Do you know this sensation? It takes a while for our eyes to adjust and make sense of what we are seeing – a riotous display of colors and textures and music and emotion and creativity and, of all things, light! We begin to realize all that we were missing in our single-minded pursuit of pure light alone. We realize that the people we thought were “lost” to the shadows were merely on their own journey of exploration, many of them now reaching out towards us in compassion and love. We can finally really see them because they are no longer others. This new dimension, blending together color and emotion and music and light, it unites us without rules or doctrines or creeds. There is Divinity here. But also Humanity. We are not in tension. We experience freedom we didn’t know we were longing for. Bit by bit we learn to honor all the parts of ourselves, our bodies, our experiences, our needs and desires. The purging, forging, and burning of our former reality seems absurd in this new realm. And to think it was here all along!
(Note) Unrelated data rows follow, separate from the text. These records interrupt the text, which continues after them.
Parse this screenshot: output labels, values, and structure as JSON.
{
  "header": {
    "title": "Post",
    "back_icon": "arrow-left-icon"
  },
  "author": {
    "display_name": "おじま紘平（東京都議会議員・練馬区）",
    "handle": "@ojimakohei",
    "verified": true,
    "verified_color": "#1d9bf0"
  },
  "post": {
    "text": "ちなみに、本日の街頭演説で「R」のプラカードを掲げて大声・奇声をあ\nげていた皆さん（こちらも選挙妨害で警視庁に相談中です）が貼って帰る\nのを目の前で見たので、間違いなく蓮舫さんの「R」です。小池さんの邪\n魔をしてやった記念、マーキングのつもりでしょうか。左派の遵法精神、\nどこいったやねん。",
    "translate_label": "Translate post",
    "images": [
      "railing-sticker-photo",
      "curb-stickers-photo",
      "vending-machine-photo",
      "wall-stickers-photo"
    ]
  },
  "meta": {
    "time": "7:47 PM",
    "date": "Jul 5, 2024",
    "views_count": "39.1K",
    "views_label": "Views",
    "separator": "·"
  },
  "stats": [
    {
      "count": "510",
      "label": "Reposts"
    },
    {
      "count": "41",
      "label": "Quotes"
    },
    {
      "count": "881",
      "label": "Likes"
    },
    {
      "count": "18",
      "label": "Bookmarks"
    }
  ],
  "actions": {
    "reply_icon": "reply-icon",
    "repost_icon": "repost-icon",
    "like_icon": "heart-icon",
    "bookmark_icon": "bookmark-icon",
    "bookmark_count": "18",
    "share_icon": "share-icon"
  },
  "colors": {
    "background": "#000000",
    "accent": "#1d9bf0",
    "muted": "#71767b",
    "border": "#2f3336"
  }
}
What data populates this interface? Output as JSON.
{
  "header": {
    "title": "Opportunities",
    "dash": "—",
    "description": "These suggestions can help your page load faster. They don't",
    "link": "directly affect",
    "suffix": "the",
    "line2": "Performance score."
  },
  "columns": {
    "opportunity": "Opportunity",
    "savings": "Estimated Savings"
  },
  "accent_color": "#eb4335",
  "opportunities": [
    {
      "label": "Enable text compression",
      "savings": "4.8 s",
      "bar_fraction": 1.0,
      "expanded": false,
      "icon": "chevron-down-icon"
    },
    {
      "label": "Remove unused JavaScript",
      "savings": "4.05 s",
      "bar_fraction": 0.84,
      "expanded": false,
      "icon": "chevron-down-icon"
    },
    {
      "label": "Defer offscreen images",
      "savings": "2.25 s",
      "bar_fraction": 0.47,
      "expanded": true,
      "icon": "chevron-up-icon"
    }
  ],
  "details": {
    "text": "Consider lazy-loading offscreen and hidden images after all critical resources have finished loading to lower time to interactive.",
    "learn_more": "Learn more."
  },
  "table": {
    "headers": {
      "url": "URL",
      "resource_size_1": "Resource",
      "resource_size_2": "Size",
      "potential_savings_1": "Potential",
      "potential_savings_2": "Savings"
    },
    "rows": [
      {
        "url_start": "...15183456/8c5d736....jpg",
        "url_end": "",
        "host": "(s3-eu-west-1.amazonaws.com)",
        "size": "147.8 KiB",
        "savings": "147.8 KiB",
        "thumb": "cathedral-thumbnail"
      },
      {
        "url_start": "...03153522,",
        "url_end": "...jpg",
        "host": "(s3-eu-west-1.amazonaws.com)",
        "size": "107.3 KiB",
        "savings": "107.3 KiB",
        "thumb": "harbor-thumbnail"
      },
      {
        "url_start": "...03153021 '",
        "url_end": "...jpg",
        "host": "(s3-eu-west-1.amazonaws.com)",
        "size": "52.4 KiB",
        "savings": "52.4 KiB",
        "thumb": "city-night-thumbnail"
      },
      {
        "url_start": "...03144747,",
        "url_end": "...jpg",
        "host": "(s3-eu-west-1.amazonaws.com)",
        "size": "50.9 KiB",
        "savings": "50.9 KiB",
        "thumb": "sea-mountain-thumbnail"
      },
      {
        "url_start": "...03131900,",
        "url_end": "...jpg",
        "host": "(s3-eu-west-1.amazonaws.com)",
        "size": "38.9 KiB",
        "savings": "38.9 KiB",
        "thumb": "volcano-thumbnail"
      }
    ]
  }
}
And yet, I still find myself longing for the old binary. Fear, doubt, insecurity, stress, pain, the weight of any of these emotions can send me reeling back to familiar certainties. Just like staring into a bright light leaves a temporary mark in your field of vision, I think that all my years staring into the floodlights of certainty has left a lasting blind spot. I am learning to trust other senses to compensate for the loss, other voices too, but when I become disembodied – when I feel shame about my emotions or experiences – I feel my eyes searching for that light again. I want the complexities to fade. I want the simple answers. I want to feel right and pure and clean. I want what it promises, even though I know it can’t deliver.
If this summer is any indication, I think that the times when we are flourishing and growing in new patterns and self care are exactly the seasons when we are most susceptible to falling back into old ways. We are like children hungrily taking in a wonderful new experience. When our senses become overloaded our emotions follow and without the compassionate embrace of a friend or guide, and sometimes even with it, meltdown is immanent. And that’s okay.
I want to explore this experience. To be more present to my feelings as they surface rather than trying to stuff them down or shame them away. I wonder why I continue to revert to old, self-defeating habits just after spending time listening to what my body needs. Why do my heckles still rise when I hear stories of lives lived so differently than my own? What tools can embodiment offer us as we navigate this vibrant and difficult world? How can we walk with one another in postures of compassion and love on a journey that is anything but linear? Why does the shame spiral of a loved one so often trigger our own reflex of self-preservation and denial, and what can we do about that? I have so many questions about how my body and mind are working together in all this – I hope some research will help me gain a better understanding about how our physical and mental/emotional and spiritual forms impact one another. But I also want to follow the questions that wonder why, and why not, and what now, and what if?
It was a strange summer, a failure by any measure of productivity. I didn’t accomplish a single one of my writing goals. And yet, I feel that I have grown. I write to you now, this first week of September, with fresh eyes and gratitude to all those writing teachers who insist on the stream of consciousness sort of writing. They were so right.